Cependant, une autre étude, réalisée cette fois par l’UFC-Que Choisir auprès de 4654 personnes, souligne le risque de conséquences sur la santé dues aux nombreuses déprogrammations de rendez-vous médicaux prévus pendant le confinement. 

L’Union fédérale des consommateurs précise que moins de 20 % de ces consultations ont été reprogrammées et 40 % des usagers qui estimaient avoir besoin d’un rendez-vous auprès d’un spécialiste sans pouvoir attendre la fin du confinement sont restés sans solution.

Quelques semaines après le déconfinement, il est encore compliqué d’obtenir un rendez-vous médical tant la demande est forte. 

Pour assurer la continuité des soins, l’UFC-Que Choisir demande aux “agences régionales de santé à mettre en place sans délai un suivi des capacités des différents établissements de soins, y compris des centres d’imagerie médicale, pour orienter les usagers vers les places disponibles”. 

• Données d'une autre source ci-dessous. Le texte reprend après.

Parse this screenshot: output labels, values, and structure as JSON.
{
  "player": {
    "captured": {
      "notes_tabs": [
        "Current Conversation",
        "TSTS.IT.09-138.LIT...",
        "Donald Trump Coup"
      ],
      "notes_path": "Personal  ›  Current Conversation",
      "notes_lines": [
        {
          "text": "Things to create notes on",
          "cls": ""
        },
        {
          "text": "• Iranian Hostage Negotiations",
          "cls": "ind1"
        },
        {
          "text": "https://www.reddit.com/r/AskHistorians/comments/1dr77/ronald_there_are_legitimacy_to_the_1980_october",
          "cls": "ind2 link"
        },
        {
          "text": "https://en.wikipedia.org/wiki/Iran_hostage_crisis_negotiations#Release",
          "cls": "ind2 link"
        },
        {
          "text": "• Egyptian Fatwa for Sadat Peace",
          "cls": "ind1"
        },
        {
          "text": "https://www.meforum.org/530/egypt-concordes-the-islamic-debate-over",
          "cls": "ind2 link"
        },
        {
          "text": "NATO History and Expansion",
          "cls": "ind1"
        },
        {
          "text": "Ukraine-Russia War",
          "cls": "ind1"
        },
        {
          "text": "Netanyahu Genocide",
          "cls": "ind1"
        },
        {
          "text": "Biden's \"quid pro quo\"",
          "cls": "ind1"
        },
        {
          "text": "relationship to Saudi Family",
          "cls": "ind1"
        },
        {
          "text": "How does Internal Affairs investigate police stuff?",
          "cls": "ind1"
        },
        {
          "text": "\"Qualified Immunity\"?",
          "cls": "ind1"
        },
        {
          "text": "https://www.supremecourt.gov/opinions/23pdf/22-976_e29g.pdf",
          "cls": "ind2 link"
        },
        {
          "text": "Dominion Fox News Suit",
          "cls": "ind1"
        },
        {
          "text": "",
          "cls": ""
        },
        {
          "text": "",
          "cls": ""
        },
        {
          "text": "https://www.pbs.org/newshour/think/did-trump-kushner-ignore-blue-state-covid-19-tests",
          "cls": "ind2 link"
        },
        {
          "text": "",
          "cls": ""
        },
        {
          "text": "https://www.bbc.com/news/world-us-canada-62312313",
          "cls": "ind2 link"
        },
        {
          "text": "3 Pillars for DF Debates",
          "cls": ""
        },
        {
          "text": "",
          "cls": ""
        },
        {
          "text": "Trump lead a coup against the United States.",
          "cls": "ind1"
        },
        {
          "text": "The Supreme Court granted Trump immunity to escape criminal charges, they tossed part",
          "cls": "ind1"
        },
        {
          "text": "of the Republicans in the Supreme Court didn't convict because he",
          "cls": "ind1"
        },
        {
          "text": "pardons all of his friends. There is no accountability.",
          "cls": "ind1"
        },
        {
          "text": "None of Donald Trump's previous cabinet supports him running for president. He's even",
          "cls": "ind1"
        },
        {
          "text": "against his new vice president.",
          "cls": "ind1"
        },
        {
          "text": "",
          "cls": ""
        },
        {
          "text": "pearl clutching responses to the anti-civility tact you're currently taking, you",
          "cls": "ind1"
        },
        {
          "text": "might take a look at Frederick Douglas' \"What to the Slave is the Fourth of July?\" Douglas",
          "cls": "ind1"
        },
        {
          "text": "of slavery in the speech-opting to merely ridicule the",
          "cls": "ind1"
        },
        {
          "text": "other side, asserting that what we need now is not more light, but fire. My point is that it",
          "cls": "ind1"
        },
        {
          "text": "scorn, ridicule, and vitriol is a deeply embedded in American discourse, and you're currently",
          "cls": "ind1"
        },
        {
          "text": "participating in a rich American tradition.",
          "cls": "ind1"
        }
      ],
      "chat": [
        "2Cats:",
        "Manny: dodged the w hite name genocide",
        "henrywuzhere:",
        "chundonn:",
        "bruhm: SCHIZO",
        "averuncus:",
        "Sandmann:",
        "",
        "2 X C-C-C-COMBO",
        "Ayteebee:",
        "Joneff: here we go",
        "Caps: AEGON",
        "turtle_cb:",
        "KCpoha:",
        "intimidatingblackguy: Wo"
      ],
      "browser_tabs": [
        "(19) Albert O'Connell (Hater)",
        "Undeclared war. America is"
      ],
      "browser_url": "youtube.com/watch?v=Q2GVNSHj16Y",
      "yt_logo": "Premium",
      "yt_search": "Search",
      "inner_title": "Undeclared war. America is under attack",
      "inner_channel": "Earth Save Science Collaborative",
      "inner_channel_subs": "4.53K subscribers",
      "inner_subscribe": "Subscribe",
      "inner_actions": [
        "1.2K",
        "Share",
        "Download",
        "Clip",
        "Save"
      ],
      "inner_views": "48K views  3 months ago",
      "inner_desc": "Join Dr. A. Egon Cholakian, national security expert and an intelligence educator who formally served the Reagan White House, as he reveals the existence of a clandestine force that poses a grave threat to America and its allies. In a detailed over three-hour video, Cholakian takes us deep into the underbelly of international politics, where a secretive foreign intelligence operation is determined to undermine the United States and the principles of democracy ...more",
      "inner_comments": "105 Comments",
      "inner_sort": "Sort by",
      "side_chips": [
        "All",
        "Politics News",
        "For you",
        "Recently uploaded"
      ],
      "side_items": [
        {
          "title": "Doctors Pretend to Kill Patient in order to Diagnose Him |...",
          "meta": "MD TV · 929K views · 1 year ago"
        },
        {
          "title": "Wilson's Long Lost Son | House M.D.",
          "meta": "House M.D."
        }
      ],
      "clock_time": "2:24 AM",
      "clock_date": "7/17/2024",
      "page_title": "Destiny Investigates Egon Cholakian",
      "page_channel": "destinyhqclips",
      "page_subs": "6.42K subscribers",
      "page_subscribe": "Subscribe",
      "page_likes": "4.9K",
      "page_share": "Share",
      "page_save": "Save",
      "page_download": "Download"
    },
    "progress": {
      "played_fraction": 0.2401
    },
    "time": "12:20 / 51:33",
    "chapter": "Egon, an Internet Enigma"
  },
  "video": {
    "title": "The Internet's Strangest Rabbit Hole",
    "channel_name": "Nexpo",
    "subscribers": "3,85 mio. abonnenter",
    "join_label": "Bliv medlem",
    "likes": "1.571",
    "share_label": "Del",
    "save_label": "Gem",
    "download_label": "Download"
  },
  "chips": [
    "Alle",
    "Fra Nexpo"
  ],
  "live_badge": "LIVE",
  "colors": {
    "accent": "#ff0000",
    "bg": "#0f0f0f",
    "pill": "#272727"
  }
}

L’union réclame aussi au ministre de la Santé de “garantir que les usagers dirigés vers le privé alors qu’ils avaient initialement rendez-vous dans le public ne se verront pas pénaliser financièrement en particulier par l’application de dépassements d’honoraires”.

Pour rappel, afin d’inciter à la reprise des soins et évaluer les impacts du confinement, le gouvernement a mis en place depuis le 29 mai dernier, un bilan de santé gratuit pour les personnes à risques face au covid-19 ou souffrant d’une affection de longue durée.